Here’s how to build your own mask sanitizer for about $200

Preserving PPE remains an important step in fighting the COVID-19 pandemic. These inventors created a device to extend the use of a mask.

The LightBoxDIY. (Courtesy photo)

The COVID-19 pandemic rages on in Philadelphia, with more than 93,000 cases and 2,400 deaths since its start, as well as across the country, with more than 20.6 million cases and 351,000 deaths.

All the while, health experts maintain that keeping physical distance from others, washing our hands and wearing a mask are the baseline tools to keep yourself and others safe.

But a solid 10 months into the pandemic, personal protective equipment (PPE) remains at a shortage for some healthcare pros and folks heading to their essential jobs. How far can you stretch a mask before it needs to be cleaned, and how many workers don’t have direct access to sterile equipment?

To solve for this, inventor Marvin Weinberger set out this spring to create a DIY device that can sterilize masks, then called the LightBox IR. The device — a prototype of which he developed from a soft pretzel warmer — can be assembled from affordable materials that can be found in the home or ordered online, he told us in April.

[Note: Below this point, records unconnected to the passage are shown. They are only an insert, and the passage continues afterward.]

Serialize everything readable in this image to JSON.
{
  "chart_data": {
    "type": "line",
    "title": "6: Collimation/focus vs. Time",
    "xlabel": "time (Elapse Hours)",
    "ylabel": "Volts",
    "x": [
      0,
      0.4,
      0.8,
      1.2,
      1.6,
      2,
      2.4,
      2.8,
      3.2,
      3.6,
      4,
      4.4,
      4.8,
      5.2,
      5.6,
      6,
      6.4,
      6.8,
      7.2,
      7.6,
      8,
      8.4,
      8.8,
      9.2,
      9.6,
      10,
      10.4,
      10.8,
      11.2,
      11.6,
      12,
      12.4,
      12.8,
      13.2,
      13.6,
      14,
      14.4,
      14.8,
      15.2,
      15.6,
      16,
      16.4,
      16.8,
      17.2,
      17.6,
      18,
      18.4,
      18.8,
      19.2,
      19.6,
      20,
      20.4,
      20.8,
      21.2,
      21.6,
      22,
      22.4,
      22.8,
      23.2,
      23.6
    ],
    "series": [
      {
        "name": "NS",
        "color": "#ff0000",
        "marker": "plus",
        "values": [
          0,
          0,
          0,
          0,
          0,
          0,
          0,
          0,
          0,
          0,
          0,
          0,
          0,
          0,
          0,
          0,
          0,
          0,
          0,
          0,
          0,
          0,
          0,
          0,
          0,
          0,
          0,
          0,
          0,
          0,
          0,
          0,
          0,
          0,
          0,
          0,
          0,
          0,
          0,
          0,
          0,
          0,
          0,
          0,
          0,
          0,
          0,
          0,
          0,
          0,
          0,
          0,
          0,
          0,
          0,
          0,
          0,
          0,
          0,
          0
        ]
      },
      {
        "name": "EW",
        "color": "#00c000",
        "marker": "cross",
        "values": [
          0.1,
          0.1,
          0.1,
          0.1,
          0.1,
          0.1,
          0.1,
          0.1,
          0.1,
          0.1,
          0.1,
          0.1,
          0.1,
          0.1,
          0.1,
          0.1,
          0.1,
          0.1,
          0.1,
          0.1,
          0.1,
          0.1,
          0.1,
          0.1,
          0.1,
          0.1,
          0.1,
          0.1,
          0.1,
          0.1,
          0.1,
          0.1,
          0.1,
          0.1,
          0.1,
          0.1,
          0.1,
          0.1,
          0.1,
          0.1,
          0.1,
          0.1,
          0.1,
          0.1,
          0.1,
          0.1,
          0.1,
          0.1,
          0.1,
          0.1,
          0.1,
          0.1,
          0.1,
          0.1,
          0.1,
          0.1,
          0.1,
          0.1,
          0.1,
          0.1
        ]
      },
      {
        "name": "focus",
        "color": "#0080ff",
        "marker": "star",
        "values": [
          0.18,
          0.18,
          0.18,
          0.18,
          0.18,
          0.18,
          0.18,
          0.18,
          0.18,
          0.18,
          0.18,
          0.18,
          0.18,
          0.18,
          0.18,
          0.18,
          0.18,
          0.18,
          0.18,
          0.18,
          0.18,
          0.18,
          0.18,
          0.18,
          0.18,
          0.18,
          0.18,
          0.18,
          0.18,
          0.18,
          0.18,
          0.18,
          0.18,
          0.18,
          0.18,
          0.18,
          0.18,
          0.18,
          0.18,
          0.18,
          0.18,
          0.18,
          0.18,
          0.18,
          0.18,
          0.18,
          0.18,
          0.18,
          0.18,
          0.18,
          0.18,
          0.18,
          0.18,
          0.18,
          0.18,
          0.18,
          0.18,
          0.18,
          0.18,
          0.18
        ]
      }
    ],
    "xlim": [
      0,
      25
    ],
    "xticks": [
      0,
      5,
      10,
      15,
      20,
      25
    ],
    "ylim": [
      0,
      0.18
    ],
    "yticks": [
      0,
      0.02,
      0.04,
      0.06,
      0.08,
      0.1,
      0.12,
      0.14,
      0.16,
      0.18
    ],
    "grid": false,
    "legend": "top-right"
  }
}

“Ideally, every electronic and electrical component will be readily available from Amazon to facilitate the DIY construction,” Weinberger said then. “For most handy people this should be a quick and affordable build.”

Now, thanks to a group of committed volunteers from the Philadelphia Makers Meetup and a handful of iterations of the design, instructions on how to build your own device, now called the LightBoxDIY, are available to the public. The machine uses dry heat (70°C for 30 minutes), which the team says has been proven effective at sanitizing masks, with a filtering effect that can be maintained above 95%, the team’s research shows. Materials should cost around $200.

“It took much longer than expected, but we’ve finally completed the design for the LightBox,” Weinberger told Technical.ly in a recent email. “Much has changed, and we built and rebuilt in order to perfect a simple, inexpensive but reliable design that could pass the testing regime (undertaken by some top UPenn people).”

Included in that group is Karen Hogan, CEO and cofounder of biotech company Biorealize and a lecturer in the Penn Program in Environmental Humanities, who has been working on the prototype at the Pennovation Center, along with other volunteers Edward Polkowski, Brad Denenberg, Andrej Patoski and Evan Gurgui.

“My hope is that more groups like ours can come together to help everyone navigate this pandemic in the safest ways possible,” Hogan said in an email.

Karen Hogan with the LightBoxDIY. (Courtesy photo)

And although vaccinations are here and being rolled out (slowly) across the U.S. and locally, the worst cases and hospitalizations of the pandemic will likely come this month, national health experts warn. And face masks will still be a pivotal point in protecting those on the frontlines and interacting with the public.

“As we reach the terrible peak of this pandemic face masks have never been more important,” Weinberger said. “But many of the best, reusable masks are expensive and still rare. We hope that the LightBox will help to save lives by insuring the safe, continuing use of these precious masks.”

Step-by-step instructions, along with a materials list can be found on the LightBox DIY site, as well as a video on how to use it.